If a Christian sister falls into formication with a brother who is engaged, and both have sincerely repented, is it necessary for the sister to call the brother's fiancée to apologize as a form of restitution? Does the brother need to tell his fiancée and show her the sister he fornicated with? Is it advisable for the sister to attend his wedding that is taking place within a few months of the incident?
The man needs to tell his fiancee that he committed fornication because this impacts her decision regarding whether she wants to continue with the marriage or not. She does not need to know the details of who he had sex with or how many times. She will likely want to know why it happened. Very likely she will want to delay the marriage or call it off completely because he has demonstrated that he cannot remain faithful to his commitments.
This has nothing to do with restitution. A person is forgiven when they repent and change their behavior. But sin often has repercussions. I assume that he and his fiancee have discussed their sexual past and she has an expectation at marriage that he has remained pure during their engagement. Thus, she needs a chance to decide what to do with this new information. For her to discover it after their marriage will rightly cause her to feel she was trapped because he did not tell her.
The woman he had sex with also repented, but it does the fiancee no good to know who her fiance committed fornication with. Rather, it will cause strained relationships in the future if they ever meet. The woman should decline to attend the wedding if it takes place. Her presence will cause hard feelings and awkwardness.
Thank you, sir, for the response. Please sir, one more question from the answer you gave. Is it necessary for the sister to call the brother to confirm whether he has told his fiancée about what happened? What she wants to do what is right and clear her conscience. If he has not done that, she wants to encourage him to do so since the marriage is in a few days. Sir, that is why I said it is urgent.

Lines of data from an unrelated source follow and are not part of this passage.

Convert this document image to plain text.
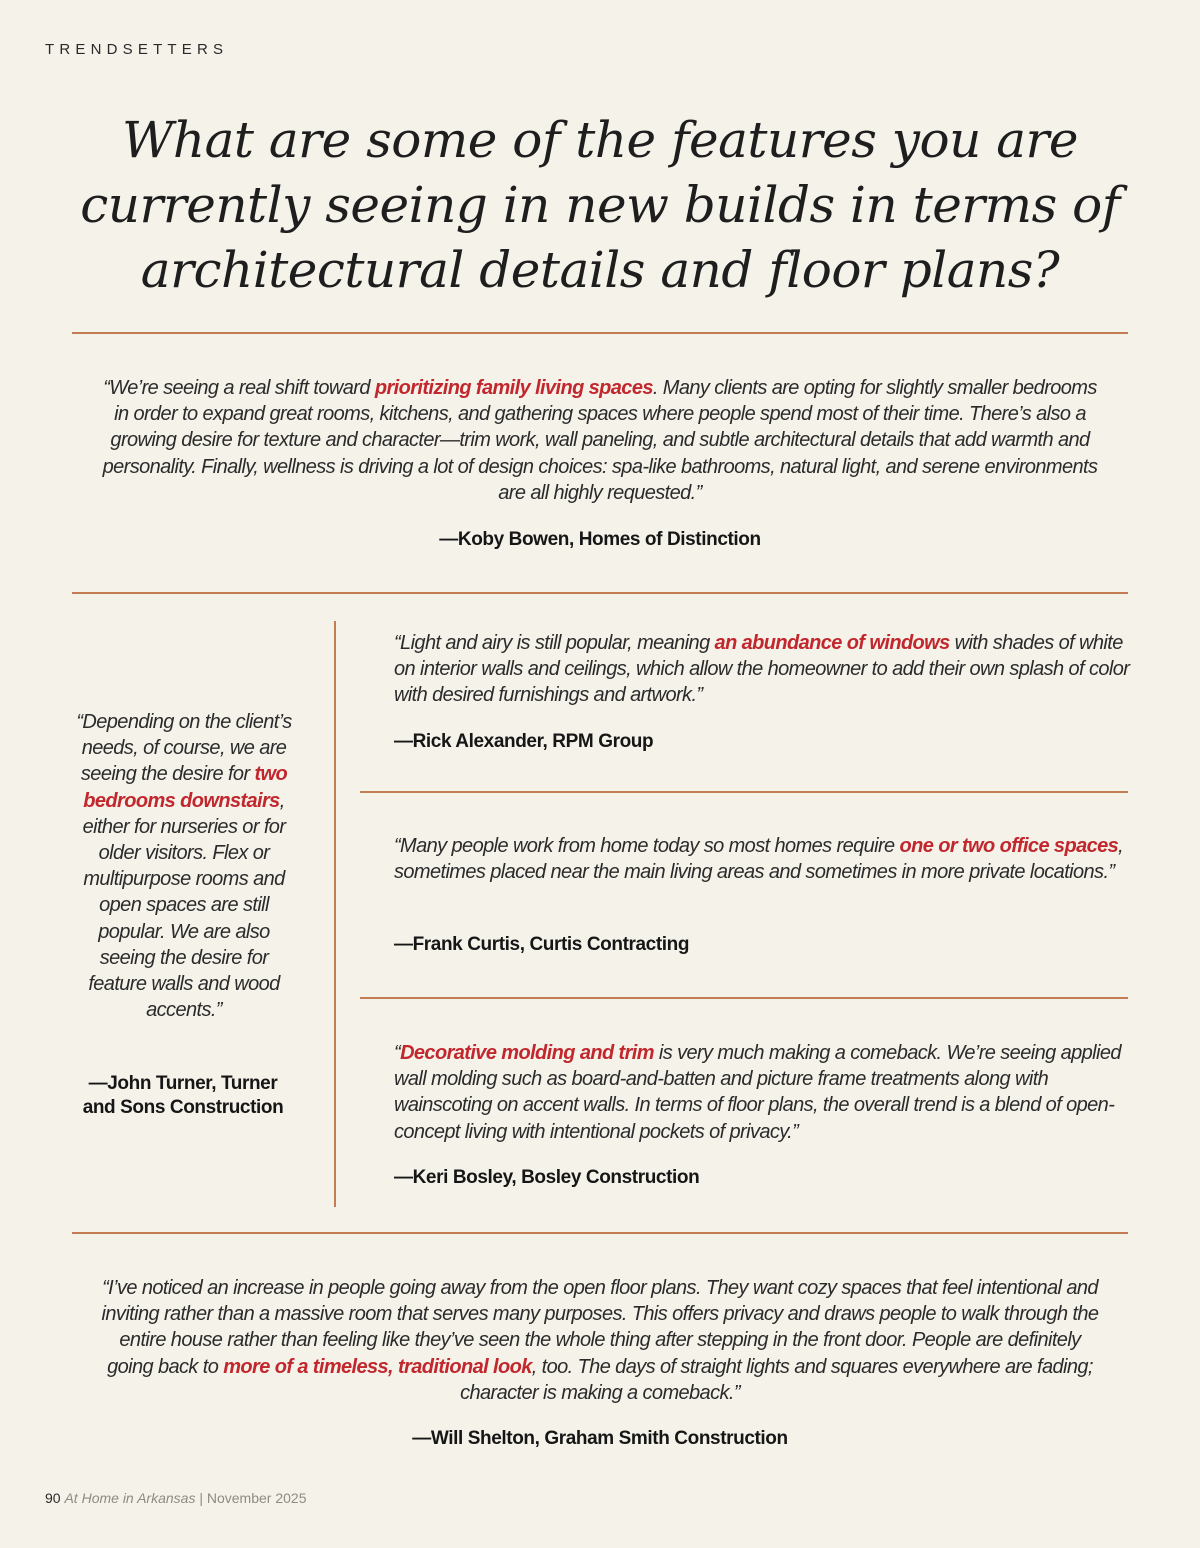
TRENDSETTERS
What are some of the features you are currently seeing in new builds in terms of architectural details and floor plans?

“We’re seeing a real shift toward prioritizing family living spaces. Many clients are opting for slightly smaller bedrooms in order to expand great rooms, kitchens, and gathering spaces where people spend most of their time. There’s also a growing desire for texture and character—trim work, wall paneling, and subtle architectural details that add warmth and personality. Finally, wellness is driving a lot of design choices: spa-like bathrooms, natural light, and serene environments are all highly requested.”

—Koby Bowen, Homes of Distinction

“Depending on the client’s needs, of course, we are seeing the desire for two bedrooms downstairs, either for nurseries or for older visitors. Flex or multipurpose rooms and open spaces are still popular. We are also seeing the desire for feature walls and wood accents.”

—John Turner, Turner and Sons Construction

“Light and airy is still popular, meaning an abundance of windows with shades of white on interior walls and ceilings, which allow the homeowner to add their own splash of color with desired furnishings and artwork.”

—Rick Alexander, RPM Group

“Many people work from home today so most homes require one or two office spaces, sometimes placed near the main living areas and sometimes in more private locations.”

—Frank Curtis, Curtis Contracting

“Decorative molding and trim is very much making a comeback. We’re seeing applied wall molding such as board-and-batten and picture frame treatments along with wainscoting on accent walls. In terms of floor plans, the overall trend is a blend of open-concept living with intentional pockets of privacy.”

—Keri Bosley, Bosley Construction

“I’ve noticed an increase in people going away from the open floor plans. They want cozy spaces that feel intentional and inviting rather than a massive room that serves many purposes. This offers privacy and draws people to walk through the entire house rather than feeling like they’ve seen the whole thing after stepping in the front door. People are definitely going back to more of a timeless, traditional look, too. The days of straight lights and squares everywhere are fading; character is making a comeback.”

—Will Shelton, Graham Smith Construction

90 At Home in Arkansas | November 2025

The sister said she was diagnosed with hepatitis B. She doesn't know whether to ask the brother to go and check his status, even though they did not have sex. They were involved in kissing and romance. She has been crying to God that the brother should not test positive since she is the one that caused everything. It was an act of the sister's frustration. The brother was trying to help out, but he fell into temptation. The sister has been dying of guilt. Sin is really heavy.
Please, sir, we need your help in this situation.
According to the United States' health organization, "Hepatitis B is not spread through sneezing, coughing, hugging, or breastfeeding. Although the virus can be found in saliva, it is not believed to be spread through kissing or sharing utensils." [When Someone Close To You Has Chronic Hepatitis B - CDC]. WebMD goes a bit further: "The chance of transmission with deep kissing is unknown, as no infections have been definitively documented after exposure to infected saliva. Yet, since HBV has been found in saliva, the risk of transmission with deep kissing probably exists and the risk increases if one partner wears orthodontic braces or has open cuts or sores in the mouth" [Hepatitis and Sex: Frequently Asked Questions]. I would conclude from this that the odds of his picking up Hepatitis B is low.
It is not the woman's responsibility to make sure that the man does the right thing. She needs to disconnect from him. Though she feels responsible, God states that sexual sins are individual choices. "Flee immorality. Every other sin that a man commits is outside the body, but the immoral man sins against his own body" (I Corinthians 6:18). He is responsible for the bad choices he made, just as she is responsible for her own bad choices.
Thank you, sir, for being a voice for Christ in our generation. May the Lord grant you more grace to continue to labor for Him in restoring perishing souls back to God. I am grateful for your answers. Under God, remain blessed and lifted. Amen.